Six years ago I lost my health, and with it my job, my independence and my sense of self. While I was optimistic about life, I wasn’t sure I would recover. Without recovery I feared I might not achieve the things in my life I so desperately wanted to.

After finding there was no cure for my illness, or any treatments that helped me, I had to accept that I might never work fulltime, travel overseas, dance or exercise again, get married or have children. This was certainly not the life I had envisaged for myself, yet this was the path I was on.

Despite what was happening to me, I was determined not to let illness rob me of my happiness and my chance to live a life I was proud of. So I made the hard decision to accept my reality…to let go of my monkey grip on my ‘pre-planned’ dreams.

Instead, I looked at my life from a new perspective. Based on the ‘new me,’ I looked at what capacity I still had, what I could still do to live a good life. I also understood the preciousness of life, and began doing more things that brought me joy and happiness.

What I didn’t know at the time was how this decision to shift my mindset would transform my life in so many wonderful ways. What I didn’t know was that life was going to get much better and that I didn’t need to wait for a cure to start living well.

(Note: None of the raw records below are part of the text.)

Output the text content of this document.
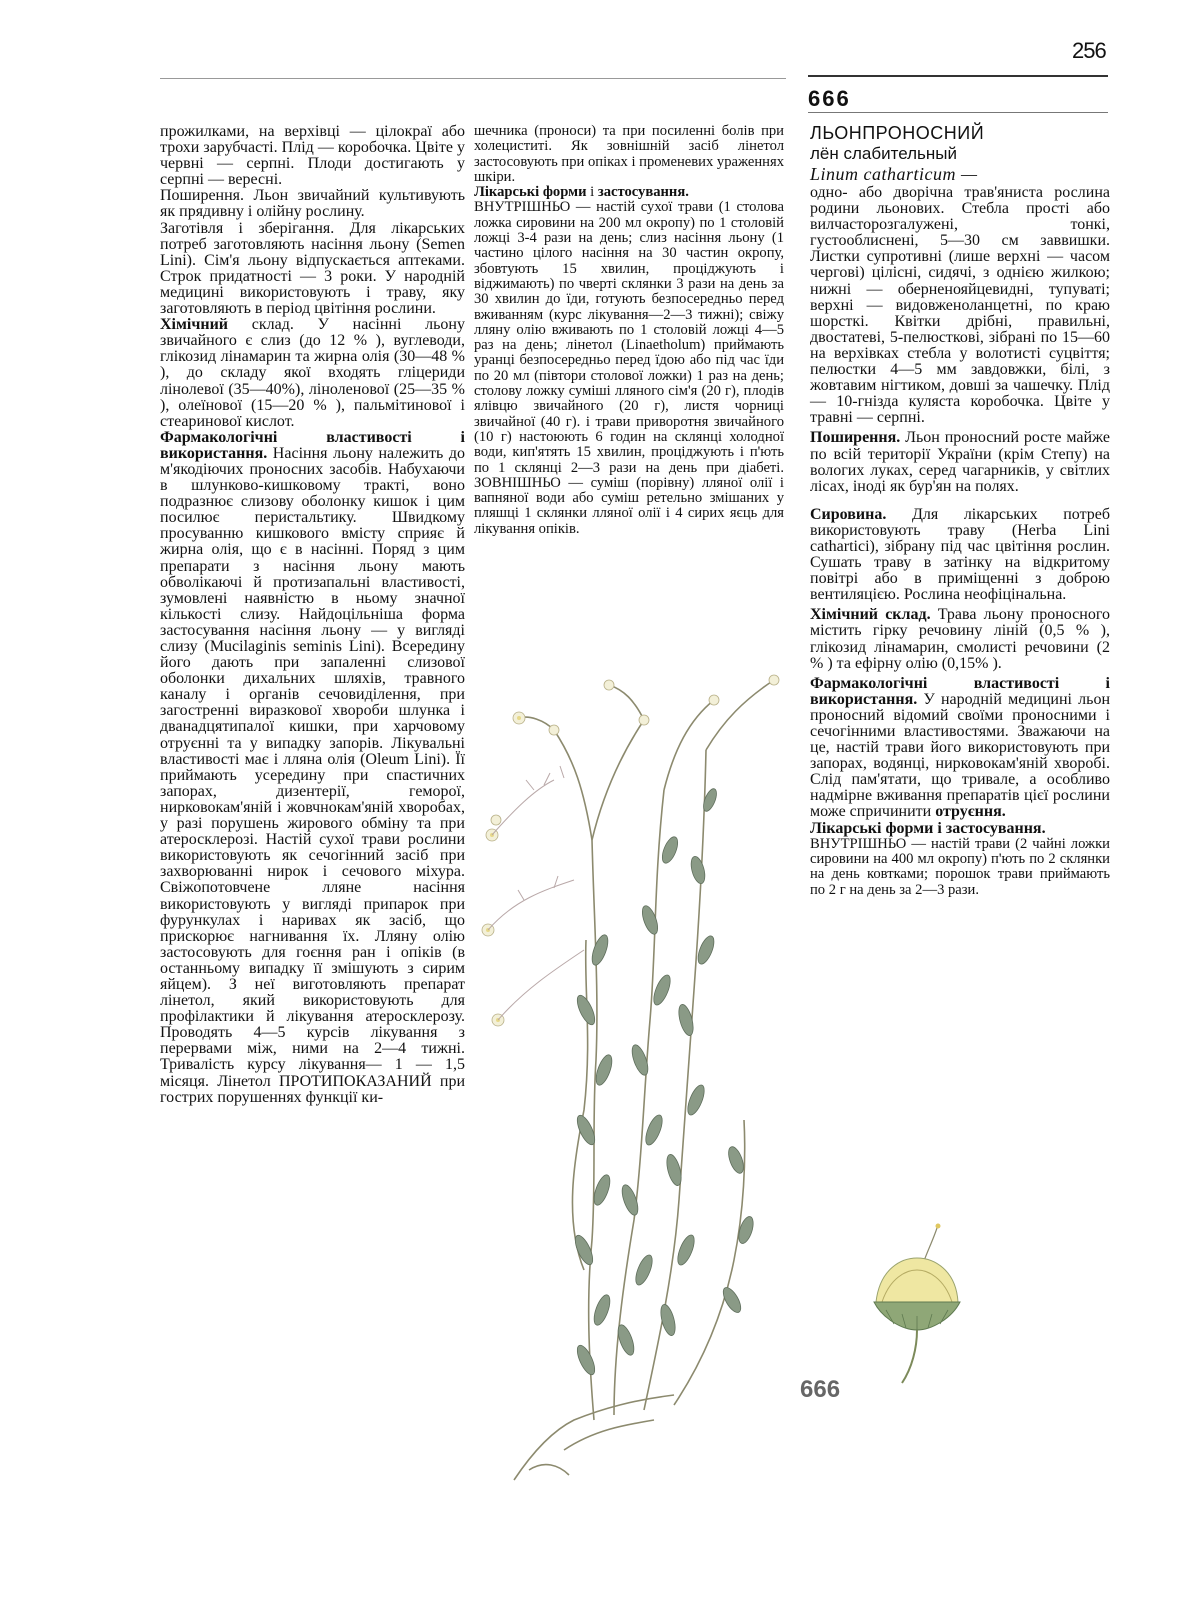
256
666

прожилками, на верхівці — цілокраї або трохи зарубчасті. Плід — коробочка. Цвіте у червні — серпні. Плоди достигають у серпні — вересні.

Поширення. Льон звичайний культивують як прядивну і олійну рослину.

Заготівля і зберігання. Для лікарських потреб заготовляють насіння льону (Semen Lini). Сім'я льону відпускається аптеками. Строк придатності — 3 роки. У народній медицині використовують і траву, яку заготовляють в період цвітіння рослини.

Хімічний склад. У насінні льону звичайного є слиз (до 12 % ), вуглеводи, глікозид лінамарин та жирна олія (30—48 % ), до складу якої входять гліцериди лінолевої (35—40%), ліноленової (25—35 % ), олеїнової (15—20 % ), пальмітинової і стеаринової кислот.

Фармакологічні властивості і використання. Насіння льону належить до м'якодіючих проносних засобів. Набухаючи в шлунково-кишковому тракті, воно подразнює слизову оболонку кишок і цим посилює перистальтику. Швидкому просуванню кишкового вмісту сприяє й жирна олія, що є в насінні. Поряд з цим препарати з насіння льону мають обволікаючі й протизапальні властивості, зумовлені наявністю в ньому значної кількості слизу. Найдоцільніша форма застосування насіння льону — у вигляді слизу (Mucilaginis seminis Lini). Всередину його дають при запаленні слизової оболонки дихальних шляхів, травного каналу і органів сечовиділення, при загостренні виразкової хвороби шлунка і дванадцятипалої кишки, при харчовому отруєнні та у випадку запорів. Лікувальні властивості має і лляна олія (Oleum Lini). Її приймають усередину при спастичних запорах, дизентерії, геморої, нирковокам'яній і жовчнокам'яній хворобах, у разі порушень жирового обміну та при атеросклерозі. Настій сухої трави рослини використовують як сечогінний засіб при захворюванні нирок і сечового міхура. Свіжопотовчене лляне насіння використовують у вигляді припарок при фурункулах і наривах як засіб, що прискорює нагнивання їх. Лляну олію застосовують для гоєння ран і опіків (в останньому випадку її змішують з сирим яйцем). З неї виготовляють препарат лінетол, який використовують для профілактики й лікування атеросклерозу. Проводять 4—5 курсів лікування з перервами між, ними на 2—4 тижні. Тривалість курсу лікування— 1 — 1,5 місяця. Лінетол ПРОТИПОКАЗАНИЙ при гострих порушеннях функції ки-

шечника (проноси) та при посиленні болів при холециститі. Як зовнішній засіб лінетол застосовують при опіках і променевих ураженнях шкіри.

Лікарські форми і застосування.

ВНУТРІШНЬО — настій сухої трави (1 столова ложка сировини на 200 мл окропу) по 1 столовій ложці 3-4 рази на день; слиз насіння льону (1 частино цілого насіння на 30 частин окропу, збовтують 15 хвилин, проціджують і віджимають) по чверті склянки 3 рази на день за 30 хвилин до їди, готують безпосередньо перед вживанням (курс лікування—2—3 тижні); свіжу лляну олію вживають по 1 столовій ложці 4—5 раз на день; лінетол (Linaetholum) приймають уранці безпосередньо перед їдою або під час їди по 20 мл (півтори столової ложки) 1 раз на день; столову ложку суміші лляного сім'я (20 г), плодів ялівцю звичайного (20 г), листя чорниці звичайної (40 г). і трави приворотня звичайного (10 г) настоюють 6 годин на склянці холодної води, кип'ятять 15 хвилин, проціджують і п'ють по 1 склянці 2—3 рази на день при діабеті. ЗОВНІШНЬО — суміш (порівну) лляної олії і вапняної води або суміш ретельно змішаних у пляшці 1 склянки лляної олії і 4 сирих яєць для лікування опіків.

666

ЛЬОНПРОНОСНИЙ

лён слабительный

Linum catharticum —

одно- або дворічна трав'яниста рослина родини льонових. Стебла прості або вилчасторозгалужені, тонкі, густооблиснені, 5—30 см заввишки. Листки супротивні (лише верхні — часом чергові) цілісні, сидячі, з однією жилкою; нижні — оберненояйцевидні, тупуваті; верхні — видовженоланцетні, по краю шорсткі. Квітки дрібні, правильні, двостатеві, 5-пелюсткові, зібрані по 15—60 на верхівках стебла у волотисті суцвіття; пелюстки 4—5 мм завдовжки, білі, з жовтавим нігтиком, довші за чашечку. Плід — 10-гнізда куляста коробочка. Цвіте у травні — серпні.

Поширення. Льон проносний росте майже по всій території України (крім Степу) на вологих луках, серед чагарників, у світлих лісах, іноді як бур'ян на полях.

Сировина. Для лікарських потреб використовують траву (Herba Lini cathartici), зібрану під час цвітіння рослин. Сушать траву в затінку на відкритому повітрі або в приміщенні з доброю вентиляцією. Рослина неофіцінальна.

Хімічний склад. Трава льону проносного містить гірку речовину ліній (0,5 % ), глікозид лінамарин, смолисті речовини (2 % ) та ефірну олію (0,15% ).

Фармакологічні властивості і використання. У народній медицині льон проносний відомий своїми проносними і сечогінними властивостями. Зважаючи на це, настій трави його використовують при запорах, водянці, нирковокам'яній хворобі. Слід пам'ятати, що тривале, а особливо надмірне вживання препаратів цієї рослини може спричинити отруєння.

Лікарські форми і застосування.

ВНУТРІШНЬО — настій трави (2 чайні ложки сировини на 400 мл окропу) п'ють по 2 склянки на день ковтками; порошок трави приймають по 2 г на день за 2—3 рази.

Six years since my diagnosis, my life is again unrecognisable…but this time in a good way.

While I haven’t recovered fully, in the last few years I have been able to re-enter the workforce (although still not full time), I started salsa dancing where I met a lovely man who has been my boyfriend for the past two years. With this supportive and loving man I have been able to travel to some fantastic countries around the world.

I really couldn’t have pictured any of this happening six years ago. I never imagined that I would be standing under the Eiffel Tower, but in 2012 that was exactly what I did. Last week I celebrated my 29th birthday, and like all birthdays, it became an opportunity for reflection.

I am humbled by the life I am now living; I feel so much happiness and gratitude. I still have significant limitations, only this weekend I was back in bed feeling quite sick because I did too much during the week. But that’s okay because I have accepted that this is part of my life.

You see when you lose so much, anything you gain you feel so profoundly. The first time I put sneakers on to go for a walk I almost cried. It felt so great to be able to do something I hadn’t for years; something I wasn’t sure I would ever get to do again.

No one is immune to hardship, be it from illness or a whole gamut of other life issues. If we want to live well amidst our hardships, though, we must choose how we will respond to our life. German writer, Walter Anderson says it well;

“Bad things do happen; how I respond to them defines my character and the quality of my life. I can choose to sit in perpetual sadness, immobilized by the gravity of my loss, or I can choose to rise from the pain and treasure the most precious gift I have – life itself.”

Is it easy? No. At times it feels nothing short of horrendous. It can seem unfathomable that you will feel good again, but you will. It can feel impossible that one day you might wake up and not experience dread, fear, anxiety or sadness the second your eyes are open, but you will.

It’s not time to give up your hopes and dreams. Now is the time to commit to living as well as you can in the moment that you are in. Now is the time to “Start where you are. Use what you have. Do what you can,” as Arthur Ashe an American tennis player so wisely said.

Hang on tight, it gets easier. Great things can come from some of the worst situations in our lives…happiness can break through.